Indeed, the entire storyline feels like simply an excuse to show off some cool horsemanship moves and to regress into once again presenting Indians as faceless, alcoholic warriors ready to be killed off en masse.

The cinematography is gorgeous, though, especially in Blu-Ray.

Redeeming Qualities and Moments:

  • Maureen O’Hara as Kathleen (nominated as one of the Best Actresses of the Year in Peary’s Alternate Oscars)
  • John Wayne as Lieutenant Colonel Yorke
  • Bert Glennon’s cinematography

  • Fun footage of Cavalry horsemanship

Must See?
No; this one is only must-see for Ford completists.

(Listed in 1001 Movies You Must See Before You Die)


One thought on “Rio Grande (1950)

  1. A once-must – as a solid entry by director Ford. As per my post in ‘The ’40s-’50s in Film’ (fb):

    “I’ll take you home again, Kathleen…”
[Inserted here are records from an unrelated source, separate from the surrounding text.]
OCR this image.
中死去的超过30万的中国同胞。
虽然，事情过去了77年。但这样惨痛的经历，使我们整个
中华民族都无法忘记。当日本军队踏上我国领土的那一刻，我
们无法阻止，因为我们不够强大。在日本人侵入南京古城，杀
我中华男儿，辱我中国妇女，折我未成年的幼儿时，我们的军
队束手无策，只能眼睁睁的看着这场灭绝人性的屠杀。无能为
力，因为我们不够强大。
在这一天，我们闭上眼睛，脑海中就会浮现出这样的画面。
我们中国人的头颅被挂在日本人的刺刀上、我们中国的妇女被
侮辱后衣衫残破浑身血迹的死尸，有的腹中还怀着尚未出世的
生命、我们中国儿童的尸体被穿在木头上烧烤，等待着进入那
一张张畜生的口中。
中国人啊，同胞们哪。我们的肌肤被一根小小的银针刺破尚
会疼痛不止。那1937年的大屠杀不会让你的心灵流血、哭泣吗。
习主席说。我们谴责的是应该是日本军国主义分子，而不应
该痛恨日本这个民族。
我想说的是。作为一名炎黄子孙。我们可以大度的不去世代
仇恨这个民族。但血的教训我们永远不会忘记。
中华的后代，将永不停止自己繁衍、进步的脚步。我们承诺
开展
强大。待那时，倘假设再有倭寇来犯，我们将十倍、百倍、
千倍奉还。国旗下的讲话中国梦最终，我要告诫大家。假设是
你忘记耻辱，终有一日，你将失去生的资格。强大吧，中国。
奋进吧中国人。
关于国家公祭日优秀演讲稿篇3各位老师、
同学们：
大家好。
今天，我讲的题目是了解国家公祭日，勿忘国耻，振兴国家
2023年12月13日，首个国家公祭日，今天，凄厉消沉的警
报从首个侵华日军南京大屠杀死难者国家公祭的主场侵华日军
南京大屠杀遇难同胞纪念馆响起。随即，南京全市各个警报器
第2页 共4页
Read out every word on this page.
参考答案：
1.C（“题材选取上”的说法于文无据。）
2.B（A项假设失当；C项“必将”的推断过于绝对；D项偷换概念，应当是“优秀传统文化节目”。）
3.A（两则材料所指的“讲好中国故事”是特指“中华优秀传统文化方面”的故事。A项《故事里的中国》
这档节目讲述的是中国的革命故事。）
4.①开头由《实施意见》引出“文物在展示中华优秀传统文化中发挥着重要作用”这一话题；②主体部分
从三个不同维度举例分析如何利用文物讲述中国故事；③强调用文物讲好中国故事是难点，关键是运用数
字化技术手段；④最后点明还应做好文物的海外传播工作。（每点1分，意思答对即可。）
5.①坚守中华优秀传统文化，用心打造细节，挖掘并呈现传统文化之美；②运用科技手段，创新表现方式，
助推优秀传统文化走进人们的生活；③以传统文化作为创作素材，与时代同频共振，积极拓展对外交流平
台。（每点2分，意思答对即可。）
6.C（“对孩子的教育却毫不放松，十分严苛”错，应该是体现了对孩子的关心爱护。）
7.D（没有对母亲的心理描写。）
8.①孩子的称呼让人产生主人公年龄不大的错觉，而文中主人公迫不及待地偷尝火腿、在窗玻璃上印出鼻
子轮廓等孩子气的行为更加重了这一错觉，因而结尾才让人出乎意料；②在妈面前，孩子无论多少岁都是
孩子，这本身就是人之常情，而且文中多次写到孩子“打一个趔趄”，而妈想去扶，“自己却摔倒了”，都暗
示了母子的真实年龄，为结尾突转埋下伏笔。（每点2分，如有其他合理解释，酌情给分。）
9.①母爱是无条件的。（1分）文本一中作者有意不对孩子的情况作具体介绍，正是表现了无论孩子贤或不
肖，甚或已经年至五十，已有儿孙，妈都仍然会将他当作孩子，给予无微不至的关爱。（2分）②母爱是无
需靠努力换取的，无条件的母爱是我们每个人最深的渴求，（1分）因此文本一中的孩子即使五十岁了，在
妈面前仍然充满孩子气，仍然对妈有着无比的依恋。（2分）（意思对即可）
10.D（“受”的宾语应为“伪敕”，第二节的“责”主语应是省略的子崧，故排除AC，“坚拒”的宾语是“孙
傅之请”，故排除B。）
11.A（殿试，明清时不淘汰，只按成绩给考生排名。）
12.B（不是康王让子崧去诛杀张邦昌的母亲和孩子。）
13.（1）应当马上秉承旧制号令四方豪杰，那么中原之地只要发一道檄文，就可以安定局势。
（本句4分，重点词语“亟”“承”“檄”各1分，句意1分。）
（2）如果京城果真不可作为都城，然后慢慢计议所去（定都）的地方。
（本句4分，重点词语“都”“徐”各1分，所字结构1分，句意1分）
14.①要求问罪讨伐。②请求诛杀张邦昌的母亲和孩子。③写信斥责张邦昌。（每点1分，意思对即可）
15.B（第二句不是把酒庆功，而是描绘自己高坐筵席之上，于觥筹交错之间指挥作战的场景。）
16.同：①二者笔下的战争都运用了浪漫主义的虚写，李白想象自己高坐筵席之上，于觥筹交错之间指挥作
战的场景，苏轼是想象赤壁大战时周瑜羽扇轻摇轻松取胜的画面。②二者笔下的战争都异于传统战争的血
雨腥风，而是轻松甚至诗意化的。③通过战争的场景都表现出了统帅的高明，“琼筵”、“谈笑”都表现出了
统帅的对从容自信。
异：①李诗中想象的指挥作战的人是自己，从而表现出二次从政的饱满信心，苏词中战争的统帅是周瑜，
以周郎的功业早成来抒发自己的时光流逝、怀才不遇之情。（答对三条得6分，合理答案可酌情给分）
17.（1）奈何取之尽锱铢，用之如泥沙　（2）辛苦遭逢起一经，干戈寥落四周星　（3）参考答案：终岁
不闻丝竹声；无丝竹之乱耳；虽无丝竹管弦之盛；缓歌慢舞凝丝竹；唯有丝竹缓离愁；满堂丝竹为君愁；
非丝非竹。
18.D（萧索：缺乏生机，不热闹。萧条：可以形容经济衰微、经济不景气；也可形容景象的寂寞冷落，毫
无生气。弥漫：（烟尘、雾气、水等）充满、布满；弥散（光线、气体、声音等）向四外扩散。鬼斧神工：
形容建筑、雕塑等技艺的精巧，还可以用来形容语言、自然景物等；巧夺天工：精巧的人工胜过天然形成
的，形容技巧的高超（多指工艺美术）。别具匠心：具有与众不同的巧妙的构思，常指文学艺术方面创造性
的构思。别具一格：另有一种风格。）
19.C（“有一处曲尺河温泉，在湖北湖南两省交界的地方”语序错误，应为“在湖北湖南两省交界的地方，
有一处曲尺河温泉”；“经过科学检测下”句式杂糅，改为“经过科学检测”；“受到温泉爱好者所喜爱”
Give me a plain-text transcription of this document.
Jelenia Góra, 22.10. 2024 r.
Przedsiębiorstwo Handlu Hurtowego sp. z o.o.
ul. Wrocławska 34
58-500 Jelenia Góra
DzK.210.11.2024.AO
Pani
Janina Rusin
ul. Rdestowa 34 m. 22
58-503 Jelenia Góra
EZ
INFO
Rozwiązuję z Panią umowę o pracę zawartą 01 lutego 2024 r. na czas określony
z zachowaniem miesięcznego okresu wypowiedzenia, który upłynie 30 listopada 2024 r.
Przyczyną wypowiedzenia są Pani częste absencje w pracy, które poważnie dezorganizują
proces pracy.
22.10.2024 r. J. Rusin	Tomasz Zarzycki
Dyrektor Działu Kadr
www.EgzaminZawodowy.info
    ‘Rio Grande’ (1950) Blu-ray: Certainly the work of a master filmmaker. I’d seen it once before, years ago. Not among the John Ford films most talked about, it is nevertheless a finely crafted tale, quite beautifully photographed, acted in an understated manner, and with moments of subtle humor. The blu-ray may not be among the most striking but it often affords rich detail. I found it most rewarding to revisit this film. Ford was, I guess, anxious to make ‘The Quiet Man’ and Republic Studio said ‘Ok, if you first give us another western.’ So he made this one, not as a toss-off but with care and attention to quality.